Os cidadãos anónimos começarão a fazer – em público e em coro – perguntas assassinas a um governo de maioria absoluta, que de socialista só tem o nome, e que, na prática, só protege os senhores do dinheiro, sacrificando os que apenas vivem do seu trabalho.
Poderão dizer que é demagogia, mas faz todo o sentido perguntar porque é que seria tão prejudicial para a imagem deste país deixar falir o BPP, um minúsculo e ridículo banco que apenas gere fortunas dos muito ricos – especulando sem freio na bolsa – e já não é prejudicial para essa imagem deixar que fechem as portas dezenas de empresas que nem sequer faliram – algumas fecham tão-só para reduzir os custos das multinacionais – e que, assim, lançam no desemprego e na pobreza vários milhares de trabalhadores?!
Mais: porque é que o Estado saca do dinheiro dos contribuintes para proteger o BPN, banco de vigaristas de alto coturno afogado em burlas de toda a espécie, como se fosse bom para a imagem do país salvar a face de uma instituição corrupta que tem enchido os bolsos de alguns dos mais indignos representantes do chamado «bloco central»?!
Há limites de tolerância para tão flagrantes injustiças e tanto escândalo. Será que ainda não perceberam que o «capitalismo de compinchas» é uma vergonha e está a ruir?

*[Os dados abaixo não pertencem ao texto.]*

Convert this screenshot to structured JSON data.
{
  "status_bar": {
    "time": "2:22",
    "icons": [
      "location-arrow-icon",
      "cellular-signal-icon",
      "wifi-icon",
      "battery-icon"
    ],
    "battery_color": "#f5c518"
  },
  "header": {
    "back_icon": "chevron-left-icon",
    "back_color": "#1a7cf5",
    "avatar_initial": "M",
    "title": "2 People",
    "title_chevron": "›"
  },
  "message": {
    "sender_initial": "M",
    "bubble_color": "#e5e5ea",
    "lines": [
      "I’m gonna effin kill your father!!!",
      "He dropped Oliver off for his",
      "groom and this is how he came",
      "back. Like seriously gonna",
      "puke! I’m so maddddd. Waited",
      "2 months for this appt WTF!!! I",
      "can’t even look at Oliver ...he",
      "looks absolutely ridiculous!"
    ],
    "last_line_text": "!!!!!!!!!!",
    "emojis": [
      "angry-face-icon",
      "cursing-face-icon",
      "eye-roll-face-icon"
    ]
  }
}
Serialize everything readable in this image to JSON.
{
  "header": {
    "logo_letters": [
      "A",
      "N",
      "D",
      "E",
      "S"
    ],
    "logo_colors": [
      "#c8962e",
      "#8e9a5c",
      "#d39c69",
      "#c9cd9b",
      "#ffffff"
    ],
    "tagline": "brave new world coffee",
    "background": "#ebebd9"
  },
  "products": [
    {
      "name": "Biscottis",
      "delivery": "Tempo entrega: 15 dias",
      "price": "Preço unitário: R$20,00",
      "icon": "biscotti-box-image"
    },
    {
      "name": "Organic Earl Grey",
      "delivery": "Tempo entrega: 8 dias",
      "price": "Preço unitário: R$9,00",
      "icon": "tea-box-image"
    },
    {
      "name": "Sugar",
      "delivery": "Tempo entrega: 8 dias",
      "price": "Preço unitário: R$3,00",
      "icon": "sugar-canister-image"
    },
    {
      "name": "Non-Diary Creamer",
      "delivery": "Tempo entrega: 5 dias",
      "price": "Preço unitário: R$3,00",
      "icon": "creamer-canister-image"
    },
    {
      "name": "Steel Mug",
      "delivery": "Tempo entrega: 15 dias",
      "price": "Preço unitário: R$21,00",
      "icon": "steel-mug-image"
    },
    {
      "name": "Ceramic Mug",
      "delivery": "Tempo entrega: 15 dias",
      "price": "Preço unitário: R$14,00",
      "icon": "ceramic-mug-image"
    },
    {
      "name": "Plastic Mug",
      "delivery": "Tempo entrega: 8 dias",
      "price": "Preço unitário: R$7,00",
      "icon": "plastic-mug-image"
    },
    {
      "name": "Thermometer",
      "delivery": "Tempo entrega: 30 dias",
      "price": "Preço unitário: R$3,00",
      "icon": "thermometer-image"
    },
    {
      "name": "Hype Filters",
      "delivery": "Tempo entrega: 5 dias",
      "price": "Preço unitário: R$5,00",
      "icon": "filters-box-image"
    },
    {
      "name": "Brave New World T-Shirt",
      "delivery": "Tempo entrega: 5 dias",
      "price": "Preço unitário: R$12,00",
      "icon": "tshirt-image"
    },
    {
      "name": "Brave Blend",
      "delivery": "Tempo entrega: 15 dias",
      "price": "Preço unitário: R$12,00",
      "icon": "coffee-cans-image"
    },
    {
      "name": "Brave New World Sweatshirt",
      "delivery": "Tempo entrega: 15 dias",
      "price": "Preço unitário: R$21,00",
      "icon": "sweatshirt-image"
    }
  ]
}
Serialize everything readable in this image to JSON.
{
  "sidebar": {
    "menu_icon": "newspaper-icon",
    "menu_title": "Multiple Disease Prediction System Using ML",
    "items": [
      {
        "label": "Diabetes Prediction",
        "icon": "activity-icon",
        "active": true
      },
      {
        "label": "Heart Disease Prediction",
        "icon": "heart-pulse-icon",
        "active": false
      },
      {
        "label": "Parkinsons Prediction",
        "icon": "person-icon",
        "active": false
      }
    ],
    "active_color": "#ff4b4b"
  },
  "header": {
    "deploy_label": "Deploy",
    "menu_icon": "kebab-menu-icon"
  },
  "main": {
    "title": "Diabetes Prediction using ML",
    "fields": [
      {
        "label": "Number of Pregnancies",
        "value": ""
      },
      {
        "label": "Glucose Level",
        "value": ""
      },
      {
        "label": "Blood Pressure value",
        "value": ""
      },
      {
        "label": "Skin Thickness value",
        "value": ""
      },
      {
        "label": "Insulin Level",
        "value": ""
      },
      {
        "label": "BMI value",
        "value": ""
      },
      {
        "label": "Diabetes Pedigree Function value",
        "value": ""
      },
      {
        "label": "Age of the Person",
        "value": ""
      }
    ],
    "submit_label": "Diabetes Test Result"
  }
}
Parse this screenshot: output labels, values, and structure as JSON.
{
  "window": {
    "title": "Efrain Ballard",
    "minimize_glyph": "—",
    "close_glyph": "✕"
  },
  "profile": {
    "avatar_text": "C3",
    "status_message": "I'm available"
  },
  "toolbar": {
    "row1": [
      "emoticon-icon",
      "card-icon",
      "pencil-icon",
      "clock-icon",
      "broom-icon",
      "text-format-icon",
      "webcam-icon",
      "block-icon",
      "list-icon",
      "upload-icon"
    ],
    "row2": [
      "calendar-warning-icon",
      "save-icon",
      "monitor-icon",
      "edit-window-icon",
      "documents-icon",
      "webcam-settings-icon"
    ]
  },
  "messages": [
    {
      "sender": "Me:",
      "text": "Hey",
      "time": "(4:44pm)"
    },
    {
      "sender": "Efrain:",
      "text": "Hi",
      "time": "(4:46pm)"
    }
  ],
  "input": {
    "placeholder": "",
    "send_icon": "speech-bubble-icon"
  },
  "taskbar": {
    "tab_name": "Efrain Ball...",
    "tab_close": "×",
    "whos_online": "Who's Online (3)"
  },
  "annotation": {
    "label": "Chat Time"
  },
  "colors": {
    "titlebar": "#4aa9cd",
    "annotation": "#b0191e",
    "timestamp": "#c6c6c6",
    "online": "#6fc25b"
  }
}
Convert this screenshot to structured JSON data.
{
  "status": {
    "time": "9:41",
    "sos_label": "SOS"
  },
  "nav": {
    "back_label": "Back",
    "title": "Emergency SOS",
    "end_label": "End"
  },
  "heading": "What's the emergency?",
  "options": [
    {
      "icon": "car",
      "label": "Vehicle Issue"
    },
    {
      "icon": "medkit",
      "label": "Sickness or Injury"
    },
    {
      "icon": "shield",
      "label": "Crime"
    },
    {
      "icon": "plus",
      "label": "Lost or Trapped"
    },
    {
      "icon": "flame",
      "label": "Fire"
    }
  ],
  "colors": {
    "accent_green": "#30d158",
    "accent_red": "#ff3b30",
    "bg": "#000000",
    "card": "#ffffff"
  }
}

10 de Dezembro - Isto da alta finança é uma coisa complicada. Não é por isso fácil explicar os escândalos financeiros aos portugueses. Felizmente, os portugueses estão familizarizados com um esquema semelhante ao esquema Madoff que era assim como a Segurança Social portuguesa. Os clientes de Madoff eram assim como o jovem de 23 anos que começa a descontar para a segurança social. Primeiro faziam um depósito. Qualquer coisa como os 33% que cada trabalhador desconta para a segurança social por mês. Madoff prometia aos clientes uma rentabilidade de cerca de 10% ao ano. O Estado português promete ao jovem de 23 uma reforma valorizada relativamente ao salário actual a pagar daqui a 42 anos. Madoff usava os depósitos dos novos clientes para pagar juros aos antigos. O Estado português usa as contribuições dos novos contribuintes para pagar reformas aos mais antigos. É tudo. Portanto, os dois esquemas são muito semelhantes. Há apenas uma diferença. Bernard Madoff vai preso. Os políticos portugueses que criaram a Segurança Social fizeram leis que tornam o seu esquema perfeitamente legal.

14 de Dezembro – A Ministra da Saúde não gostou de uma pergunta à sua colega da Educação e ralhou à jornalista. Um jornalista da RTP tentou questionar a ministra da Educação sobre os protestos dos professores. Ana Jorge não gostou e reagiu à pergunta, dizendo-lhe: "O quê? O senhor não sabe o que está combinado? Que hoje só pode fazer perguntas sobre esta cerimónia e sobre o plano de combate à sida nas escolas? Ainda por cima é a RTP, a televisão pública, a fazer uma coisa destas. E, depois, logo à noite, não sai a reportagem."
Este episódio é de tal modo esclarecedor sobre o actual estado de coisa que me abstenho de fazer qualquer comentário.
16 de Dezembro - "O problema da violência na escola tem uma explicação raramente focada. Nos anos 1950, quando apenas 13% dos jovens permanecia na escola após a 4ª classe, a cultura que se vivia no então chamado ensino secundário - do actual 5º ao 12º anos - era semelhante à que reinava nas famílias. A mortalidade escolar encarregava-se de libertar as escolas dos filhos dos pobres. Tanto os pais como os professores pertenciam à mesma classe. (...) Era fácil ser-se pai e docente. Nas décadas de 1970 e 1980, os adolescentes passaram a contestar com crescente virulência, a autoridade. (...) A indisciplina tornou-se a nota dominante. Hoje, quem carece de estímulo à auto-estima, não são os meninos, mas os adultos. (…) Não vejo uma solução fácil para o problema [a violência na escola moderna]. A esquerda continua a defender que as crianças são como as flores; a direita que tudo se resolve com um par de bofetadas. (...) Muitas das crianças que hoje frequentam a escolaridade obrigatória não são capazes de estar sentadas durante mais de quinze minutos; não suportam um revés, sem se insubordinarem; provêm de um mundo de tal forma esquálido que o esforço que o estudo exige se lhes parece inútil. O reconhecimento de que parte da violência escolar tem causas de natureza social não me leva a ser complacente com o mau comportamento nas escolas de aula. Vítimas, ou não, os alunos devem ser julgados pelos seus actos, não pelos seus traumas.”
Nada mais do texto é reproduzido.